The girls at the Home learning to play the diabolo

   On the 5th of October 2019, the members of the English Club 2, Cultural Club and Diabolo Chinese Yo-yo Club visited Rumah Amal Nur Murni, a Muslim orphanage, located at Batu Kawa. The 27 students were accompanied by three teachers. This trip was part of our social outreach programme. The purpose of this trip was to expose the students to a different environment where children between the ages of 5-12 are brought up and live their daily lives with certain practices, restrictions, limitations and religious observances according to their Muslim faith. We gain insight into a “home” which is so different from our own family set-up.

   The teachers and students gathered at SJPS sometime before 8.00 a.m. After a roll-call and briefing by Mr Philip Yeoh, we departed for the orphanage at 8.30 a.m. We were divided into three groups. Our teachers, and a kind parent who had volunteered earlier, drove us to the orphanage. The journey took less than half an hour, so we arrived there before 9.00 a.m.

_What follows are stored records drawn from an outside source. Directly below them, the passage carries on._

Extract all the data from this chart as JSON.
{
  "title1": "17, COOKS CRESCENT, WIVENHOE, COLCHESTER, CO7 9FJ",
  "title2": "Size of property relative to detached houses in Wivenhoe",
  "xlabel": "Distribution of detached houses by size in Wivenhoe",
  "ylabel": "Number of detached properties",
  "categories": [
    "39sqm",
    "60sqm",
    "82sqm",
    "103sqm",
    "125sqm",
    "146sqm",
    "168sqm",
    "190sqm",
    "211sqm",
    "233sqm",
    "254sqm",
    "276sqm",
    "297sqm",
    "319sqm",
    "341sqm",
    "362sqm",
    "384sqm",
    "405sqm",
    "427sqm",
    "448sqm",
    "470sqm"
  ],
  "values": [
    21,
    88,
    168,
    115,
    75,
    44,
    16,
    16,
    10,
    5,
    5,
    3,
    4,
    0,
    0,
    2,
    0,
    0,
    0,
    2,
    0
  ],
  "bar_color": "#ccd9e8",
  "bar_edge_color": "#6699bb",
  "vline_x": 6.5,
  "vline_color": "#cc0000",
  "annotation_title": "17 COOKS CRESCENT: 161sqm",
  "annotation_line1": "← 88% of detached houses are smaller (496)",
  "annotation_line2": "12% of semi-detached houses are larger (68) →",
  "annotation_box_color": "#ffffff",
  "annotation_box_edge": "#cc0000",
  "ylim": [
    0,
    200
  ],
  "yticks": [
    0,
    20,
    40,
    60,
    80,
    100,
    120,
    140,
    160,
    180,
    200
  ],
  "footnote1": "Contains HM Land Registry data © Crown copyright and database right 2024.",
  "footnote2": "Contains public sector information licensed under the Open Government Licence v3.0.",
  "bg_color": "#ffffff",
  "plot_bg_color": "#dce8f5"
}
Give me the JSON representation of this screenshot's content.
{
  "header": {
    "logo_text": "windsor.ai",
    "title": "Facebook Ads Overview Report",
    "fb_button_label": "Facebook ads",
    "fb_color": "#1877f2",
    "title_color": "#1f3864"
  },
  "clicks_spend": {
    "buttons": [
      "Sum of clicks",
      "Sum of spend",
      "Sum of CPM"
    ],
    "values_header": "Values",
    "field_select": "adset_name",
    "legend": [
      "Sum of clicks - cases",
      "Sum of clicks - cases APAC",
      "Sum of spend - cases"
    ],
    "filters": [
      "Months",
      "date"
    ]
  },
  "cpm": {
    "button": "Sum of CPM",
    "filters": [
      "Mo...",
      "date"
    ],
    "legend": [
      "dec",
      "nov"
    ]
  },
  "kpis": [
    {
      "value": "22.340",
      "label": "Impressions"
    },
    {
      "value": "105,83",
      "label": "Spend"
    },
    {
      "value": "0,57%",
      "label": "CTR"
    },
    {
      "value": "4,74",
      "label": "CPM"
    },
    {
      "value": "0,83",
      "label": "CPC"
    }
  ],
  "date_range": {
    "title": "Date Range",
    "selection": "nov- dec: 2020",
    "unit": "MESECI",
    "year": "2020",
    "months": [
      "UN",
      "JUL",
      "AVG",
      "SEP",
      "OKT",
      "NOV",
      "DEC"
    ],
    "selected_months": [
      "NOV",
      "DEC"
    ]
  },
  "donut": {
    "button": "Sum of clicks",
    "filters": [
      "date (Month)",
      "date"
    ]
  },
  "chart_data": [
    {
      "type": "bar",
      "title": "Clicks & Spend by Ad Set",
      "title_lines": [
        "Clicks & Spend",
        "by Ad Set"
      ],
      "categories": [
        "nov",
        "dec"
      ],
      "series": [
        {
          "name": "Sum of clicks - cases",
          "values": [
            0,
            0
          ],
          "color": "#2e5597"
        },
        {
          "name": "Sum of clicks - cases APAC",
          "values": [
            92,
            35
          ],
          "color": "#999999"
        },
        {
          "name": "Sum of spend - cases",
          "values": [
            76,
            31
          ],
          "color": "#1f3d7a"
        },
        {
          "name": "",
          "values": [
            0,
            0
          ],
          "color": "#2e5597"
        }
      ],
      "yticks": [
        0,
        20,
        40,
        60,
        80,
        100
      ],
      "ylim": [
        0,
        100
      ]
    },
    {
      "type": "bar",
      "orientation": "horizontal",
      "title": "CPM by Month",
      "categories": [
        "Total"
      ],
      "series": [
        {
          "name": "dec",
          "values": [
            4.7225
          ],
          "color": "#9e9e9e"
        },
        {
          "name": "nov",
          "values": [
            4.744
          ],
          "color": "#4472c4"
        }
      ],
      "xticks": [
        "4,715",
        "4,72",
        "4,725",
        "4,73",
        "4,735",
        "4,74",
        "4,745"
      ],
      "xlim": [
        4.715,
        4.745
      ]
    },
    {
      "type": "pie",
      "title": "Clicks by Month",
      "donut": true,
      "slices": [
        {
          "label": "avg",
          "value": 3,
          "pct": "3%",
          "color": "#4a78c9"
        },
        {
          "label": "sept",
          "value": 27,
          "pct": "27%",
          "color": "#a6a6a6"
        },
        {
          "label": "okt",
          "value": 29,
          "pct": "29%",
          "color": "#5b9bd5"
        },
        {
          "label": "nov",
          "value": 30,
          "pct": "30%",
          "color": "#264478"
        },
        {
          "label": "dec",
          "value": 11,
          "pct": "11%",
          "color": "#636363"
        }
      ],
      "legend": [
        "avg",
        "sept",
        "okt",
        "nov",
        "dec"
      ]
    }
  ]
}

   Once we arrived there, we formed two groups according to gender. This is because Rumah Amal Sri Murni has a strict rule that the boys and girls are not allowed to interact with each other. Our students had been reminded earlier to be mindful of their actions and speech, and also to respect and observe the custom and practices of the orphanage while we were there. Our students remembered to remove their shoes and socks before entering the house. The girls were then welcomed by the young girls, while the boys were welcomed by the young boys.  Inside, the girls sat on one side of the room, while the boys sat at the other end. To kick off the event, an ice breaking session was held for a while, in which we introduced ourselves to the children and vice versa. It was pretty difficult to communicate with them initially, mostly because the children were very shy and some of us weren’t just the best when it came to speaking Bahasa Melayu, but we managed nonetheless.

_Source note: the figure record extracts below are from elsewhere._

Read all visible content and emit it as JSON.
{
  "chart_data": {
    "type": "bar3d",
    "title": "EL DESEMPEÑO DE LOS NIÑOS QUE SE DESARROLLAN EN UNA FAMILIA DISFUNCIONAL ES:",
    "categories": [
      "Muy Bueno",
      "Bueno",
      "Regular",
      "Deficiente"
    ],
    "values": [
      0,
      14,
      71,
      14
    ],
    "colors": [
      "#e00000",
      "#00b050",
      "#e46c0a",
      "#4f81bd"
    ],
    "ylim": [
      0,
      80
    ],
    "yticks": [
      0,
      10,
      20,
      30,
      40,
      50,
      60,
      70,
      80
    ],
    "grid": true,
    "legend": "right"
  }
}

   After the ice breaking session, the children entertained us with three simple but meaningful and thoughtful performances. I thought it was well done considering the fact that they had only three weeks of practice. After that, the seven members of the Cultural Club performed a simple dance.  This was followed by the Diabolo Chinese Yo-yo Club who showed their skills with the yo-yo.  Due to the lack of space in their living-room, we could only put up simple performances. We all had to make it work somehow. In the end, everything worked out and we were able to bring smiles to the faces of the children and volunteers.

   After that, the members of English Club 2 did a storytelling session with the story entitled, “The Perfect Heart”, with simple props and some acting. Since they wanted to teach the children some English and understand the message they were trying to convey in the story, some translations into Bahasa Melayu were done by Easter Jane, a member of the Cultural Club. The children weren’t the only ones who enjoyed the story, but our students did too. Then, they played a simple but fun game of Pictionary with the children. Whoever guessed it right would win a prize. I was happy to see that the children were able to get most of the answers correct, given how young they are and that their main language is Bahasa Melayu.

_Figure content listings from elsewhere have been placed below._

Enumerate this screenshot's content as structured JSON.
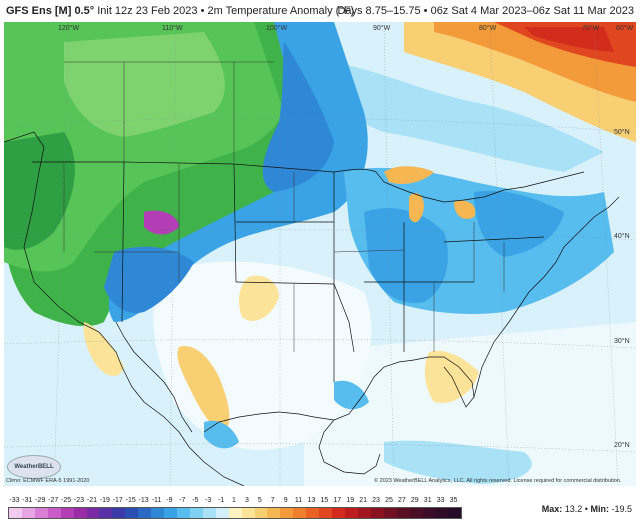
{
  "header": {
    "model": "GFS Ens [M] 0.5°",
    "init": "Init 12z 23 Feb 2023",
    "separator": "•",
    "field": "2m Temperature Anomaly (°F)",
    "valid": "Days 8.75–15.75 • 06z Sat 4 Mar 2023–06z Sat 11 Mar 2023"
  },
  "map": {
    "lon_labels": [
      "120°W",
      "110°W",
      "100°W",
      "90°W",
      "80°W",
      "70°W",
      "60°W"
    ],
    "lat_labels": [
      "50°N",
      "40°N",
      "30°N",
      "20°N"
    ]
  },
  "footer": {
    "climo": "Climo: ECMWF ERA-5 1991-2020",
    "copyright": "© 2023 WeatherBELL Analytics, LLC. All rights reserved. License required for commercial distribution.",
    "logo": "WeatherBELL"
  },
  "colorbar": {
    "ticks": [
      "-33",
      "-31",
      "-29",
      "-27",
      "-25",
      "-23",
      "-21",
      "-19",
      "-17",
      "-15",
      "-13",
      "-11",
      "-9",
      "-7",
      "-5",
      "-3",
      "-1",
      "1",
      "3",
      "5",
      "7",
      "9",
      "11",
      "13",
      "15",
      "17",
      "19",
      "21",
      "23",
      "25",
      "27",
      "29",
      "31",
      "33",
      "35"
    ],
    "colors": [
      "#f2c9ef",
      "#e7a5e4",
      "#d97fd6",
      "#c95cc6",
      "#b23db4",
      "#9a2ca6",
      "#7a2aa5",
      "#5a32a8",
      "#3b3aa8",
      "#2a4fb4",
      "#2a6ac4",
      "#2e88d6",
      "#39a3e6",
      "#57bcee",
      "#7fd1f2",
      "#a9e2f6",
      "#d3f0fa",
      "#fdf3c0",
      "#fbe39a",
      "#f9cf74",
      "#f6b652",
      "#f39b3a",
      "#ef7f2c",
      "#e96224",
      "#e0461f",
      "#d22d1c",
      "#bd1e1d",
      "#a4161f",
      "#8a111f",
      "#701022",
      "#5a0f25",
      "#4a0e27",
      "#3c0d28",
      "#300c28",
      "#260b28"
    ]
  },
  "stats": {
    "max_label": "Max:",
    "max": "13.2",
    "sep": "•",
    "min_label": "Min:",
    "min": "-19.5"
  }
}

   We spend another half an hour interacting with the children. Most of them were fascinated with the Chinese yo-yo and wanted to learn how to play the yo-yo. While the girls were being taught to play the yo-yo inside the house, the boys were doing the same outside. The children were so fascinated by the Chinese yo-yo that a few of them managed to learn some basic yo-yo skills within that half an hour.  Later the boys were taught the names of the objects used in the Pictionary game by Mr Philip. It was heart-warming to see how responsive the children were.

   By then, everyone felt hungry and thirsty so we all sat down while some students distributed food and packet drinks to the children as well as the three caretakers.   Once they had said their prayer, we all dug in and had our tea break together. Our students made use of that time to socialise more with the children. I saw one of the girls teaching the children how to make an origami crane out of a brown paper bag while teaching them the importance of keeping our environment clean.

   To wrap up the day, Ms Winnie, Ms Maria and Mr Phillip gave short farewell speeches, telling the children and their caretakers how grateful we all were to be able to spend a memorable time with them that day. Miss Winnie presented Puan Murni, the head of the orphanage with a plaque while Miss Maria presented her with some bags of rice as a simple token of our appreciation. Puan Murni also expressed her gratitude in a simple farewell speech. Soon it was time to leave. We all said our goodbyes to the children after taking lots of memorable photos with them.

   I personally had a lot of fun visiting them. Though it was pretty difficult to communicate with them due to my lack of fluency in speaking standard Bahasa Melayu and Bahasa Melayu Sarawak, I had a blast, learning not only about their religious and cultural practices, but also how they live their daily lives and what their future would be like when they grow older. This experience has taught not only me, but all the other students as well, the importance of gratitude towards our parents as they have brought us up with love and given us a comfortable and secure home. I also learnt the importance of caring for other people and respecting them regardless of their religion, race, background, social status or ethnicity. I hope that a chance like this might come up again in the future, not just for us, but for the other students of St Joseph’s Private School. I believe it will change students’ perspective of life and people; while planting a new-found sense of gratitude and respect in the hearts and minds of our students.